Читать книгу Think Like a White Man - Dr Boulé Whytelaw III - Страница 8

Оглавление

Introduction

Nels Abbey

Dr Boulé (pronounced boo-lay) Fabricius Whytelaw III was born Blakamoor-Tajudeeni Mamasay-Mamakusa somewhere in the early 70s (by my estimations). In order to achieve what he called ‘white success’ he changed his name to sound as white as possible (not dissimilar – as he would inform me – to Charlie Sheen, Ralph Lauren and Whoopi Goldberg).1

After this slight relabelling, he started getting job interviews and eventually an offer that was unthinkable to a black person called ‘Blakamoor-Tajudeeni’ (this was long before brands like ‘Barack Obama’ and ‘Lupita Nyong’o’ successfully emerged). This experience made him realise that making himself as palatable to white people as possible would help propel him to ‘white success’. He felt the need to go further.

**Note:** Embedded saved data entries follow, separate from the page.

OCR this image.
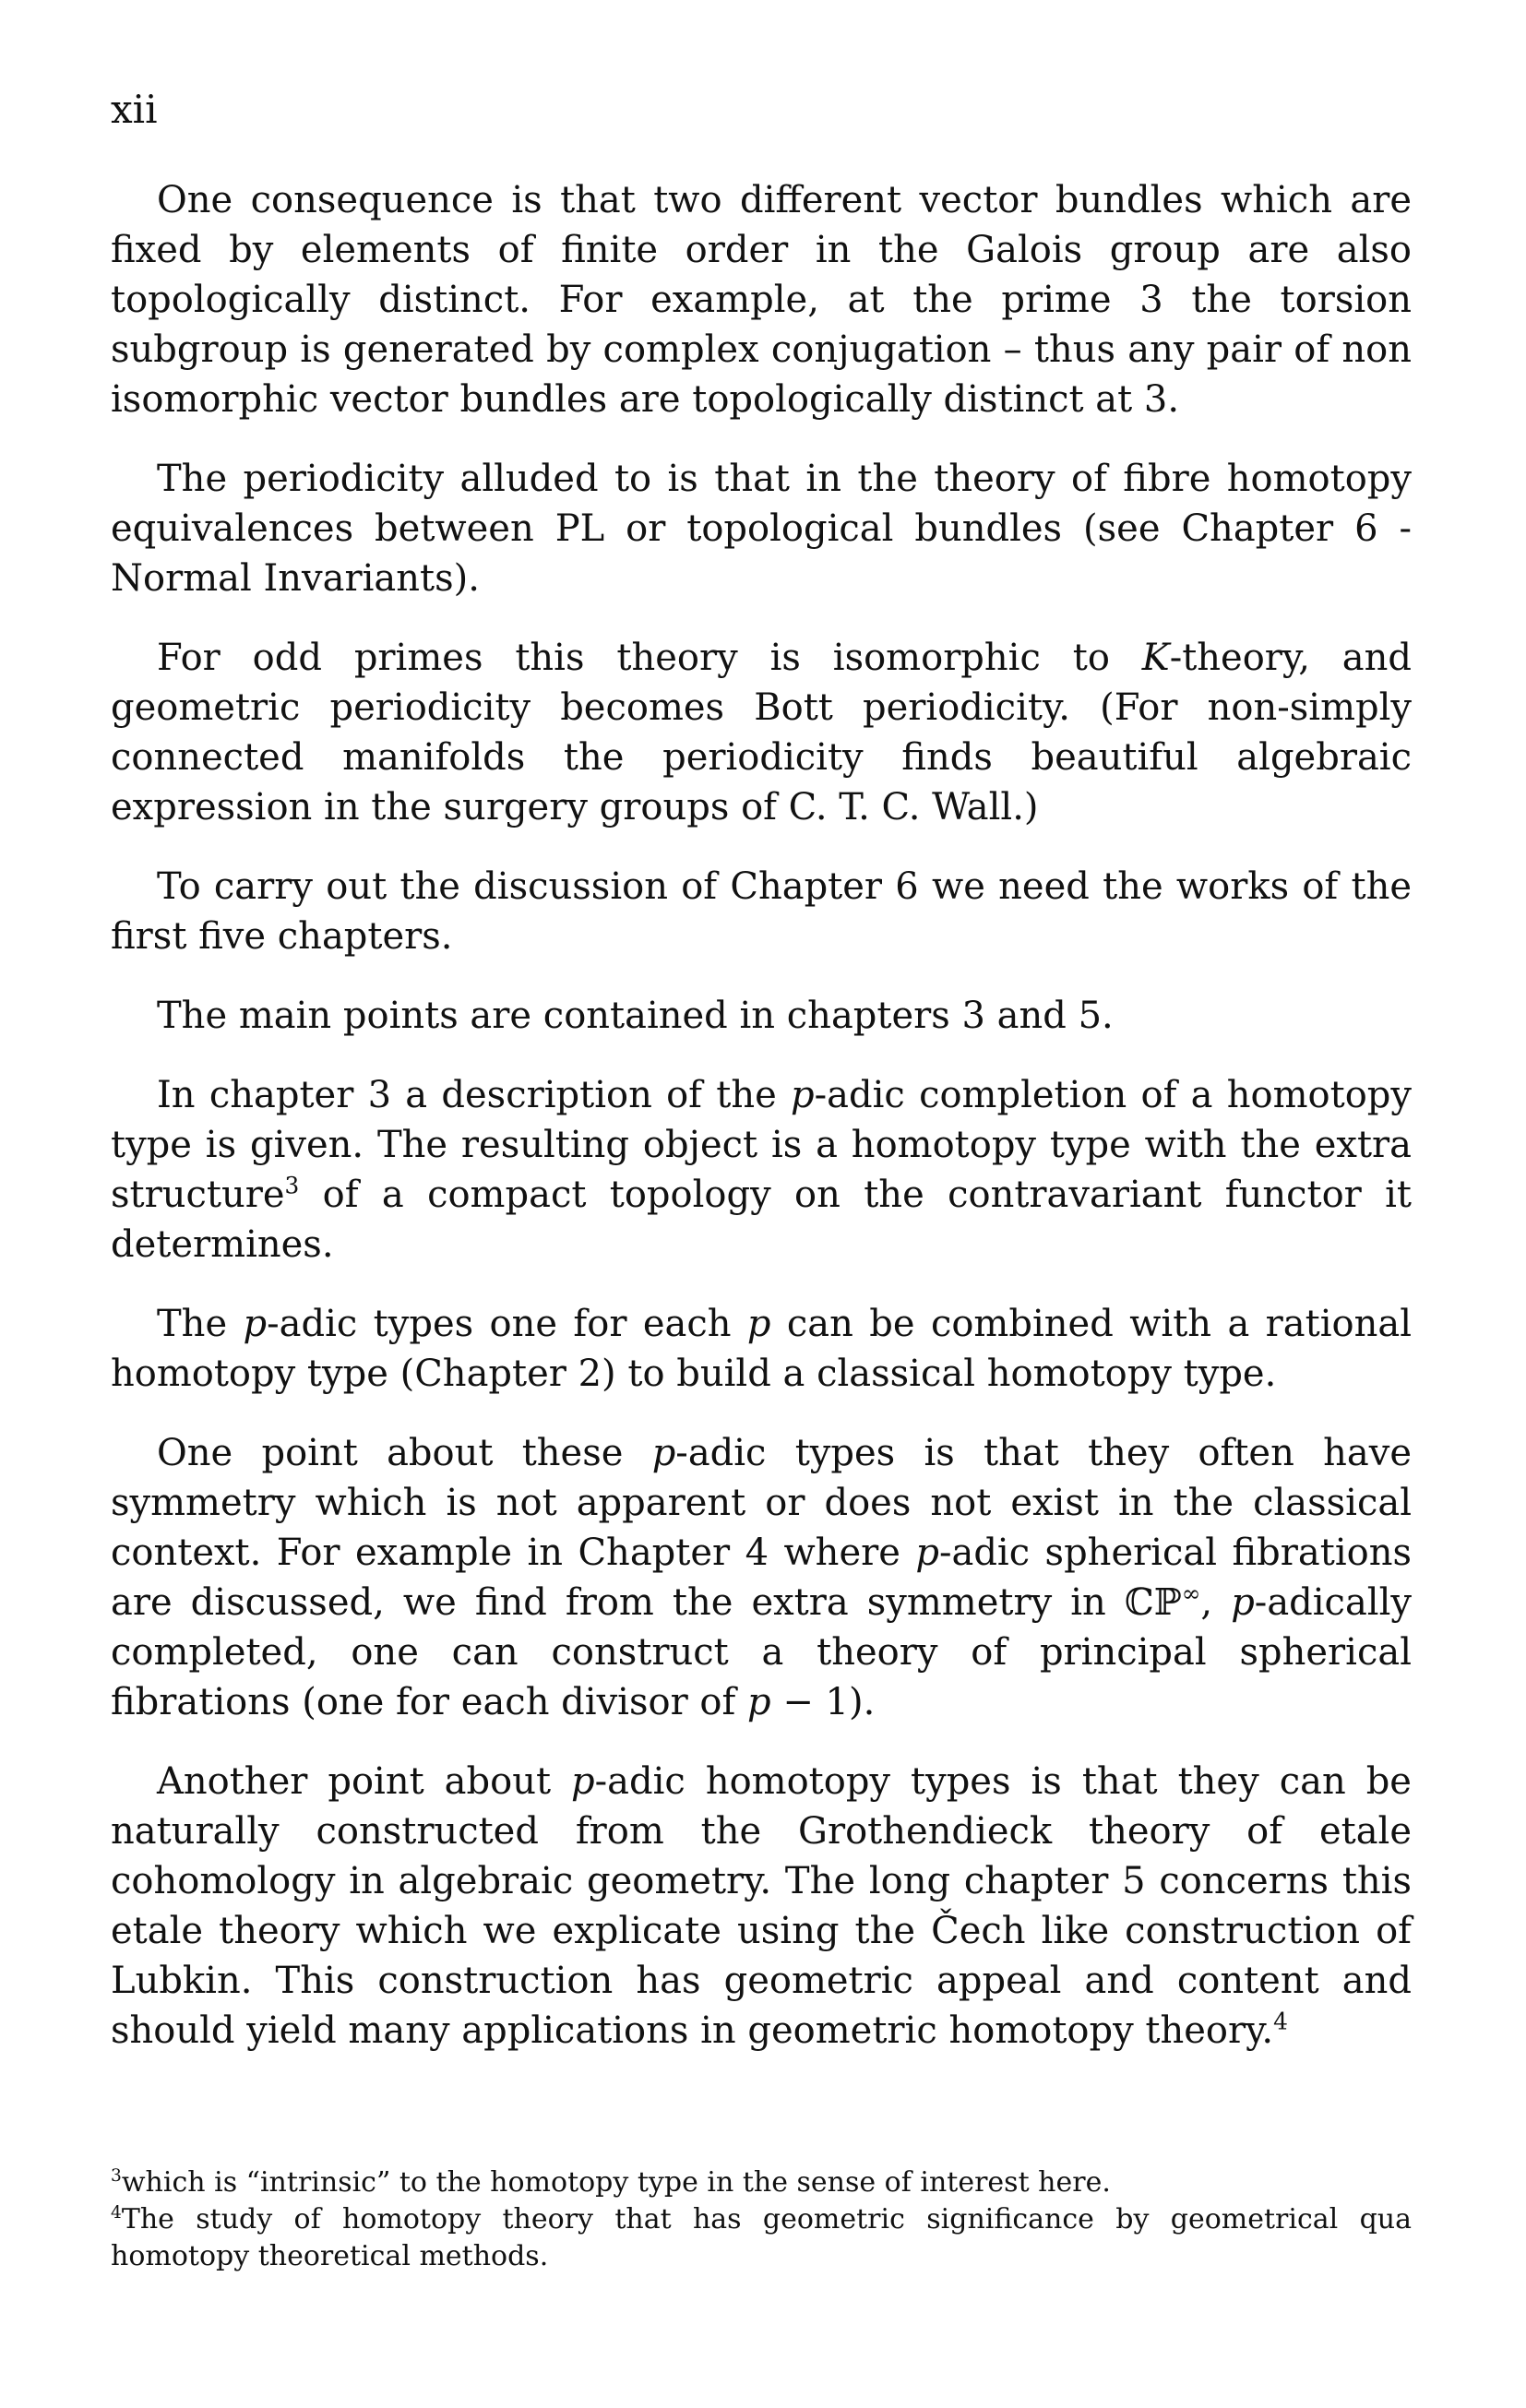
xii

One consequence is that two different vector bundles which are fixed by elements of finite order in the Galois group are also topologically distinct. For example, at the prime 3 the torsion subgroup is generated by complex conjugation – thus any pair of non isomorphic vector bundles are topologically distinct at 3.

The periodicity alluded to is that in the theory of fibre homotopy equivalences between PL or topological bundles (see Chapter 6 - Normal Invariants).

For odd primes this theory is isomorphic to K-theory, and geometric periodicity becomes Bott periodicity. (For non-simply connected manifolds the periodicity finds beautiful algebraic expression in the surgery groups of C. T. C. Wall.)

To carry out the discussion of Chapter 6 we need the works of the first five chapters.

The main points are contained in chapters 3 and 5.

In chapter 3 a description of the p-adic completion of a homotopy type is given. The resulting object is a homotopy type with the extra structure$^3$ of a compact topology on the contravariant functor it determines.

The p-adic types one for each p can be combined with a rational homotopy type (Chapter 2) to build a classical homotopy type.

One point about these p-adic types is that they often have symmetry which is not apparent or does not exist in the classical context. For example in Chapter 4 where p-adic spherical fibrations are discussed, we find from the extra symmetry in ℂℙ∞, p-adically completed, one can construct a theory of principal spherical fibrations (one for each divisor of p − 1).

Another point about p-adic homotopy types is that they can be naturally constructed from the Grothendieck theory of etale cohomology in algebraic geometry. The long chapter 5 concerns this etale theory which we explicate using the Čech like construction of Lubkin. This construction has geometric appeal and content and should yield many applications in geometric homotopy theory.$^4$

$^3$which is “intrinsic” to the homotopy type in the sense of interest here.

$^4$The study of homotopy theory that has geometric significance by geometrical qua homotopy theoretical methods.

Much further.

He began to study Caucasians, in his words, ‘from Austria to Australia, London to Los Angeles, Cape Town to the Caucasus Mountains, Whitehall to the White House and everywhere white in-between’. He earned a PhD in White People Studies (the first and only human I am aware of to do so) and emerged as the foremost expert on ‘the world’s toughest subject: white people’.

Clearly a Westerner born to African parents, though he was reluctant to divulge exactly where he was from, the good doctor is what many would call a ‘global citizen’, or what the British Prime Minister Theresa May would call a ‘citizen of nowhere’. His politics, his outlook on the world and his diction all reflect this.

Out of the clear blue sky, Dr Whytelaw contacted me in early 2014 to help him package and share his message on how ‘we’ – by which he meant ‘black people’ – transit from ‘civil rights to silver rights … from marching to money-making … from fighting for freedom to actual freedom’. He explained that he had the ‘blueprint to overthrow the White Man [not to be mistaken for a “white man”, he stresses] once and for all’. When I asked for brief details, he elaborated: ‘We will use the White Man’s own weapons and tools to defeat him and we will start in the whitest place possible: the corporate world.’

I pointed out the wise words of the great poet Audre Lorde: ‘the master’s tools will never dismantle the master’s house’. After a long and frustrated pause Dr Whytelaw responded: ‘Nigga, you sound like an idiot or, even worse, a poet. Why would we want to dismantle a house we built? We don’t want to dismantle anything, we want to throw the blue-eyed squatter out and live in it ourselves.’

On the back of the statement above, I made it clear that I despise the N-word and would rather he didn’t use it around me. His response: ‘Nigga, nigga, nigga, nigga, nigga, nigga, nigga. I’ve held back my language and repressed myself all my life. And what did it earn me? Anxiety, high blood pressure and, fair enough, a lot of money. Anyway, nigga, I will use whatever word keeps me alive, happy and wealthy.’

How he got my details remains a mystery to me. Nevertheless, after months of trying to convince me that there is no such thing as a ‘white fatwa’, he got me to agree to help bring his vision to life.

Dr Whytelaw is a fascinating person. An unhinged black man with no political filter or time for political correctness whatsoever – a degree of freedom I would normally only associate with the most comfortable of comfortable white men. A truly unique compendium of racial knowledge and insight. Charming, witty, forthright and, according to him, ‘always right’.

During moments of creative and racial disagreement he would firmly reassure me that he ‘is to white people what Warren Buffet is to stocks, what Bill Gates is to computers, what Colonel Sanders is to stealing secret recipes from black women …’ And rightly so. He is an authority, and his theories (which he would demand I label ‘facts’) are nothing short of ground-breaking.

In early February 2019, Dr Whytelaw texted me to say he was about to embark on an ‘urgent scientific field trip’ to ‘discover, research and document’ a ‘remote white tribe’. No one has heard from him since.

This book is the fruit of all the discussions, lessons and ideas which emerged from hundreds of hours of meetings with Dr Whytelaw. This is his gift to the world, even though much of the hard work was mine.

HOWEVER, PLEASE NOTE THAT ABSOLUTELY NONE OF THE OPINIONS, THOUGHTS OR ADVICE OFFERED IN THIS BOOK ARE MINE OR ANYTHING TO DO WITH ME.

I’m only in this for the money.

1 Born, respectively, Carlos Irwin Estévez, Ralph Lifshitz and Caryn Elaine Johnson.